Undercurrent has some elements that I feel are worth praising. The drums on this record are excellent. Following the nice dark ambient/noise intro, Vertigo kicks off with these great, mathcoreesque drums. Every single drum hit is punchy and audible on Abandon and it really redeems the song. The fills and blast beats on Garbage and Wrecker are some of the best I’ve heard all year. The drummer truthfully is the best part of the album, and I wish they were highlighted more on these songs. There are some moments where the other instrumentation shines through too though. Plague has some killer opening moments with nasty and dynamic riffs. The breakdowns that appear on this record are also mostly hefty and satisfying to the ear. Within Undercurrent are shots of great ideas and compelling music.
Even though there are moments on this album I quite enjoy, it is overall underwhelming. I understand that I must sound like a broken record in these lukewarm reviews, but Friendship falls into the same trap as lots of other bands, even outside of metal. This record plays it unbearably safe. While the drums are the best part of this album, they are only prominent at the beginnings of songs. After they fade into the mix, the rest of the song is often completely uninteresting. This is the case with Vertigo and Abandon. After the rest of the instrumentation joins the mix, these tracks come across as cookie-cutter powerviolence with a hardcore influence. After its noisy intro, Lack fails to grasp me in any way. Fiend is the same way, an uninteresting, meat and potatoes track. Despite this at least the tracks on this album keep a common tone a sound throughout their length. Well, except for the closer, Hatred, which is a complete wreck. The end of this track is the bad kind of hideous, and it sounds like every piece of the mix is acting alone.
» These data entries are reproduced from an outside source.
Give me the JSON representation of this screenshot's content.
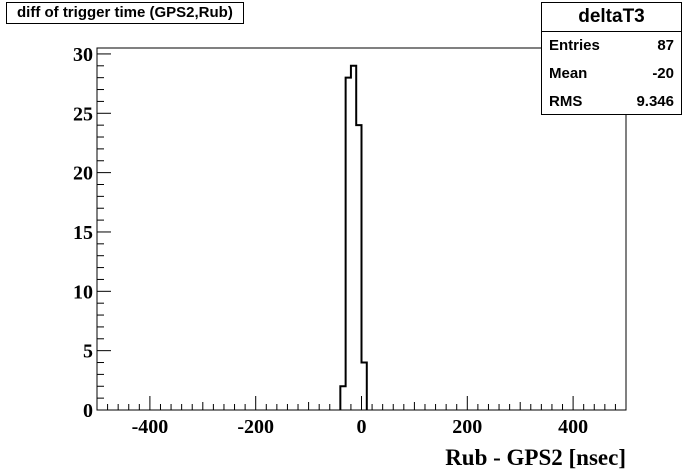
{
  "title": "diff of trigger time (GPS2,Rub)",
  "stats": {
    "name": "deltaT3",
    "rows": [
      {
        "label": "Entries",
        "value": "87"
      },
      {
        "label": "Mean",
        "value": "-20"
      },
      {
        "label": "RMS",
        "value": "9.346"
      }
    ]
  },
  "chart_data": {
    "type": "bar",
    "histogram_style": "step",
    "title": "diff of trigger time (GPS2,Rub)",
    "xlabel": "Rub - GPS2 [nsec]",
    "ylabel": "",
    "xlim": [
      -500,
      500
    ],
    "ylim": [
      0,
      30.5
    ],
    "xticks": [
      -400,
      -200,
      0,
      200,
      400
    ],
    "xtick_labels": [
      "-400",
      "-200",
      "0",
      "200",
      "400"
    ],
    "yticks": [
      0,
      5,
      10,
      15,
      20,
      25,
      30
    ],
    "ytick_labels": [
      "0",
      "5",
      "10",
      "15",
      "20",
      "25",
      "30"
    ],
    "bin_edges": [
      -40,
      -30,
      -20,
      -10,
      0,
      10
    ],
    "values": [
      2,
      28,
      29,
      24,
      4
    ],
    "grid": false,
    "line_color": "#000000"
  }
}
This record left me feeling unimpressed. Friendship is understandably trying to enter the upper echelon of extreme music, but they have not delivered anything that can compete. In almost all respects this record is outclassed in the genres it falls into. This album causes me to scratch my head and wonder what all the fuss is about. It’s gotten a bit of buzz and it seems like there is a lot of hype around it, but there’s nothing new here. The vocals on this album sound like standard grind growls and just make me wish I was listening to Nails or Behemoth. It’s clear this band pulls influence from Converge and Full of Hell, but they just sterilize that style. There are moments on Undercurrent where the band seems like they are going to do something interesting, but they always pull back. Consequently, the songs here lose their momentum. It makes no sense to me why the compelling moments on this album are the exceptions and not the rule. The best tracks here robbed of their potential by basic riffs, vocals, and song structures.
I understand the temptation to play safe and stick to convention. I suppose it is better to receive a lukewarm response than a scathing one, and Undercurrent is a lukewarm album. Still, it’s worth asking, is it worse for an album to leave a bad impression or none at all?